Despite the summer protests, things do not seem much changed here from when I left in June. The cabinet adopted a report recommending changes stimulated by the protests; some think it’s inadequate, some it’s a step forward. People are debating that, as well as the wisdom of exchanging a thousand Palestinian prisoners (including terrorists) for one kidnapped soldier; whether to try to pre-empt Iran’s nuclear program with an air attack, if that is even possible; how much to push for peace with the Palestinians now that they have made their (failed) bid for unilateral recognition by the UN, and Hamas and Fatah have joined hands again; and so on. There seems to be a consensus here that the vast uncertainties of the “Arab Spring”— brutality in Syria, ongoing troubles in Egypt, questions about the new Libya, and so on—make this a good time to watch and wait.

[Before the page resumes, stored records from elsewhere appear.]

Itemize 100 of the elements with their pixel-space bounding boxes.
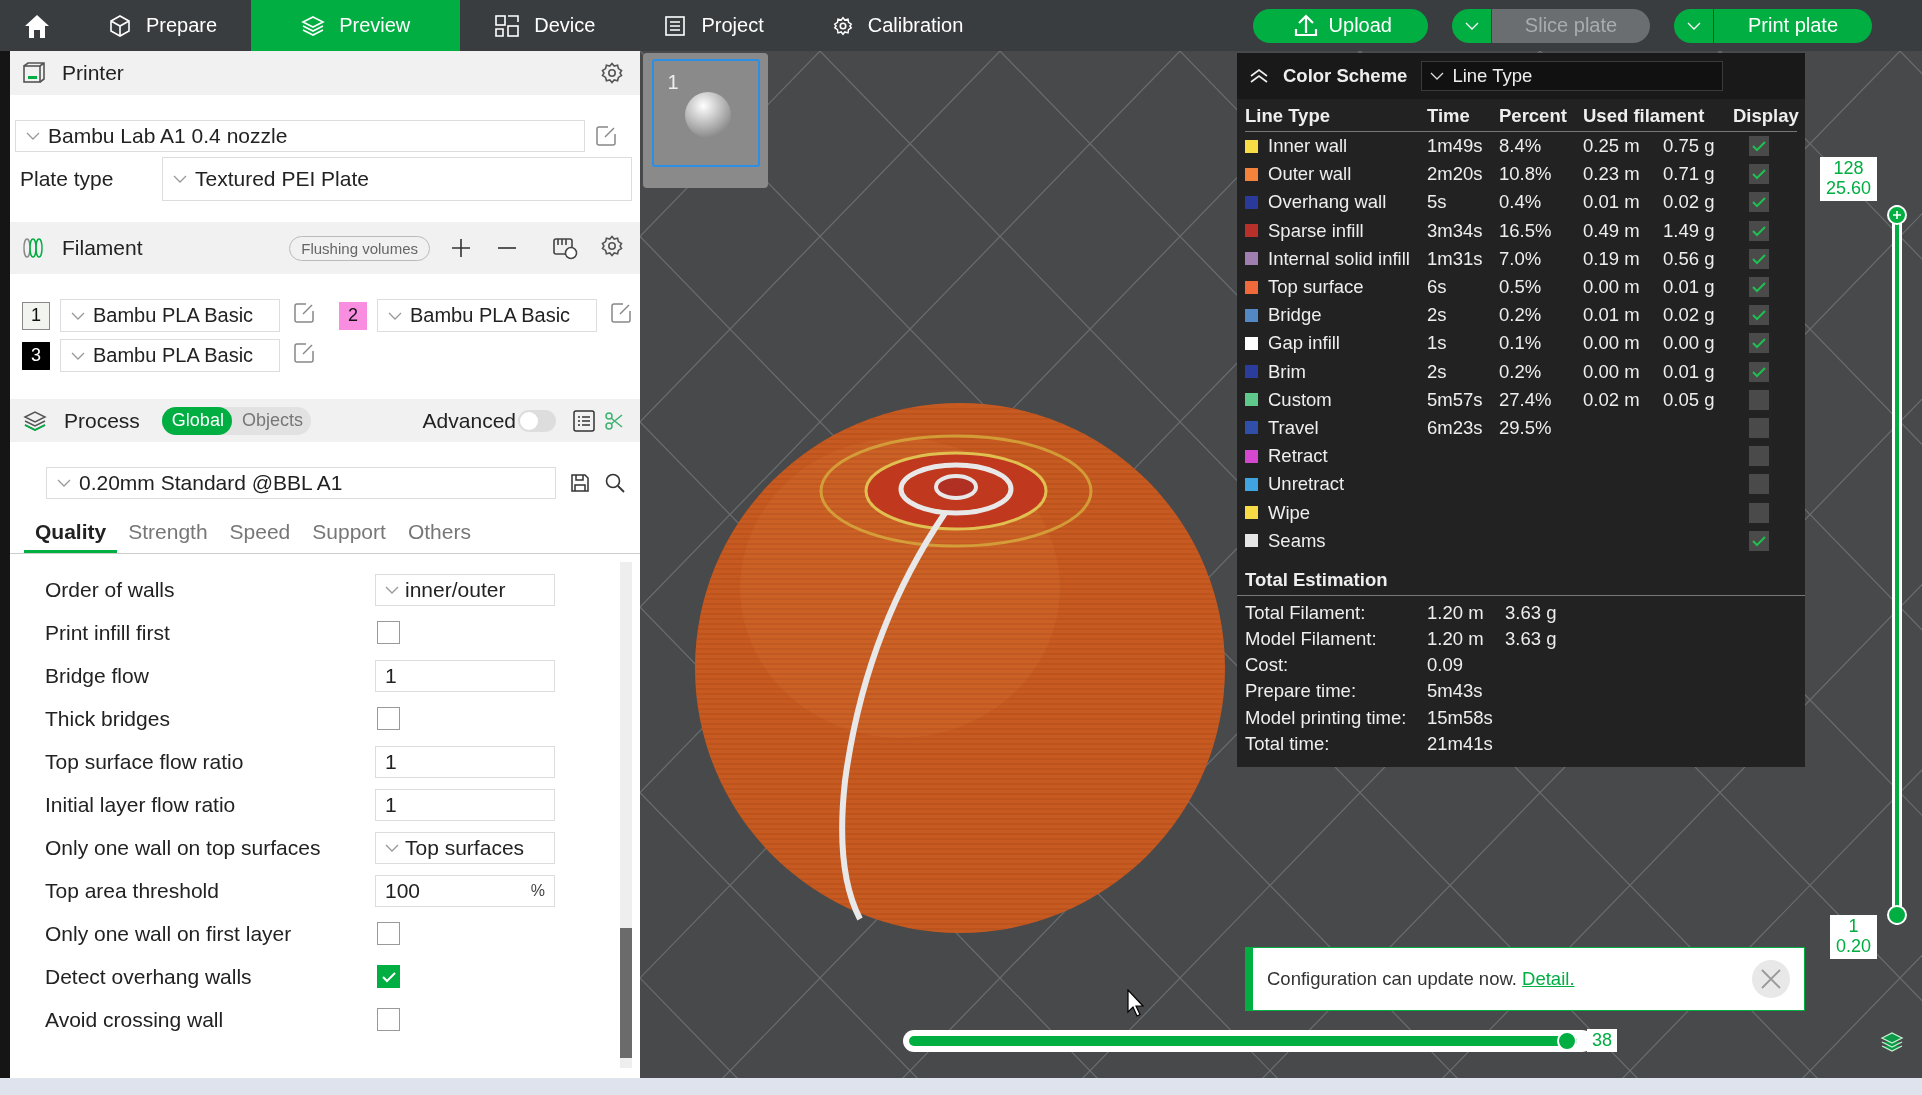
setting-input[interactable]: 1 — [375, 745, 555, 778]
setting-label: Top surface flow ratio — [45, 749, 245, 774]
line-type-name: Wipe — [1268, 501, 1311, 524]
setting-checkbox[interactable] — [377, 965, 400, 988]
setting-label: Only one wall on top surfaces — [45, 835, 322, 860]
display-checkbox[interactable] — [1749, 474, 1769, 495]
setting-checkbox[interactable] — [377, 1008, 400, 1031]
estimation-weight: 3.63 g — [1505, 600, 1557, 625]
nav-tab[interactable]: Calibration — [797, 0, 998, 51]
section-title: Filament — [62, 236, 143, 260]
weight-cell: 0.01 g — [1663, 360, 1715, 383]
estimation-label: Cost: — [1245, 653, 1290, 678]
search-icon[interactable] — [604, 472, 626, 494]
color-scheme-dropdown[interactable]: Line Type — [1421, 61, 1723, 91]
setting-checkbox[interactable] — [377, 621, 400, 644]
estimation-value: 5m43s — [1427, 679, 1484, 704]
estimation-value: 0.09 — [1427, 653, 1464, 678]
setting-dropdown[interactable]: Top surfaces — [375, 831, 555, 864]
settings-tab[interactable]: Speed — [218, 513, 302, 553]
time-cell: 6s — [1427, 276, 1447, 299]
advanced-switch[interactable] — [518, 409, 556, 432]
filament-dropdown[interactable]: Bambu PLA Basic — [377, 299, 597, 332]
stacked-layers-icon — [22, 408, 48, 433]
display-checkbox[interactable] — [1749, 389, 1769, 410]
save-icon[interactable] — [570, 473, 590, 493]
display-checkbox[interactable] — [1749, 417, 1769, 438]
scrollbar-thumb[interactable] — [620, 928, 632, 1058]
display-checkbox[interactable] — [1749, 361, 1769, 382]
process-preset-dropdown[interactable]: 0.20mm Standard @BBL A1 — [46, 467, 556, 499]
display-checkbox[interactable] — [1749, 136, 1769, 157]
length-cell: 0.00 m — [1583, 332, 1640, 355]
settings-tab[interactable]: Others — [396, 513, 482, 553]
setting-checkbox[interactable] — [377, 707, 400, 730]
settings-icon[interactable] — [600, 61, 624, 85]
edit-icon[interactable] — [610, 302, 632, 324]
settings-tab[interactable]: Strength — [117, 513, 219, 553]
percent-cell: 0.2% — [1499, 360, 1542, 383]
filament-spool-icon — [22, 236, 46, 260]
list-icon[interactable] — [572, 408, 596, 433]
check-icon — [1751, 224, 1767, 237]
line-type-name: Brim — [1268, 360, 1307, 383]
filament-dropdown[interactable]: Bambu PLA Basic — [60, 339, 280, 372]
close-button[interactable] — [1752, 960, 1790, 998]
estimation-value: 15m58s — [1427, 705, 1494, 730]
setting-input[interactable]: 100 % — [375, 874, 555, 907]
settings-tab[interactable]: Quality — [24, 513, 118, 553]
dropdown-button[interactable] — [1452, 8, 1492, 43]
setting-checkbox[interactable] — [377, 922, 400, 945]
weight-cell: 0.02 g — [1663, 304, 1715, 327]
plate-type-dropdown[interactable]: Textured PEI Plate — [162, 157, 632, 201]
display-checkbox[interactable] — [1749, 502, 1769, 523]
edit-icon[interactable] — [293, 302, 315, 324]
setting-dropdown[interactable]: inner/outer — [375, 573, 555, 606]
check-icon — [380, 970, 397, 983]
move-slider-value: 38 — [1587, 1029, 1618, 1052]
collapse-icon[interactable] — [1249, 68, 1269, 84]
edit-icon[interactable] — [595, 125, 617, 147]
caret-icon — [173, 175, 187, 183]
nav-tab[interactable]: Device — [460, 0, 630, 51]
scope-toggle[interactable]: Objects — [231, 406, 311, 435]
length-cell: 0.49 m — [1583, 219, 1640, 242]
display-checkbox[interactable] — [1749, 446, 1769, 467]
layer-slider-handle[interactable] — [1887, 905, 1907, 925]
layers-icon — [301, 13, 326, 38]
caret-icon — [71, 351, 85, 360]
display-checkbox[interactable] — [1749, 192, 1769, 213]
display-checkbox[interactable] — [1749, 277, 1769, 298]
display-checkbox[interactable] — [1749, 248, 1769, 269]
layer-label: 128 25.60 — [1819, 157, 1877, 201]
layer-label: 1 0.20 — [1829, 915, 1877, 959]
estimation-label: Total time: — [1245, 731, 1331, 756]
percent-cell: 27.4% — [1499, 388, 1552, 411]
setting-label: Initial layer flow ratio — [45, 792, 237, 817]
length-cell: 0.02 m — [1583, 388, 1640, 411]
close-icon — [1760, 968, 1782, 990]
layer-slider-handle[interactable] — [1887, 205, 1907, 225]
nav-tab[interactable]: Project — [629, 0, 798, 51]
display-checkbox[interactable] — [1749, 530, 1769, 551]
setting-input[interactable]: 1 — [375, 659, 555, 692]
display-checkbox[interactable] — [1749, 305, 1769, 326]
display-checkbox[interactable] — [1749, 220, 1769, 241]
layers-icon[interactable] — [1880, 1031, 1904, 1053]
weight-cell: 0.01 g — [1663, 276, 1715, 299]
percent-cell: 0.2% — [1499, 304, 1542, 327]
edit-icon[interactable] — [293, 342, 315, 364]
length-cell: 0.01 m — [1583, 191, 1640, 214]
settings-tab[interactable]: Support — [301, 513, 397, 553]
filament-dropdown[interactable]: Bambu PLA Basic — [60, 299, 280, 332]
display-checkbox[interactable] — [1749, 333, 1769, 354]
gear-icon — [831, 14, 854, 37]
settings-icon[interactable] — [600, 233, 624, 258]
caret-icon — [71, 311, 85, 320]
flushing-volumes-button[interactable]: Flushing volumes — [289, 235, 430, 261]
estimation-label: Prepare time: — [1245, 679, 1358, 704]
setting-input[interactable]: 1 — [375, 788, 555, 821]
display-checkbox[interactable] — [1749, 164, 1769, 185]
add-icon[interactable] — [450, 237, 472, 259]
dropdown-button[interactable] — [1674, 8, 1714, 43]
nav-tab[interactable]: Prepare — [74, 0, 252, 51]
printer-preset-dropdown[interactable]: Bambu Lab A1 0.4 nozzle — [15, 120, 585, 152]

The young doctors are on strike and may be punished or forced to go back to work by court order. Arguments abound as always (two Jews, three arguments). The secular Jews at least seem pretty pessimistic, but the believers, even the Conservative Jews of the Schechter Institute and its network, do not. Life goes on for everyone in this dynamic and creative society, even the Arab-Israelis who never get their fair share, even the Palestinians who are sorely oppressed by Israel and by the intransigence and incompetence of their own leadership. Investment and technology are slowly improving conditions. Much more needs to be done.

Yesterday I met a wise, soft-spoken, 70-ish psychologist who just decided to spend the last phase of his life promoting and teaching non-violent strategies for social movements bringing about change. May there be more like him, and may they foster equality and peace. As Rabbi Tarfon said, “It is not up to you to complete the work, but neither are you free to desist from it.” I take the long view, and I see reason to hope.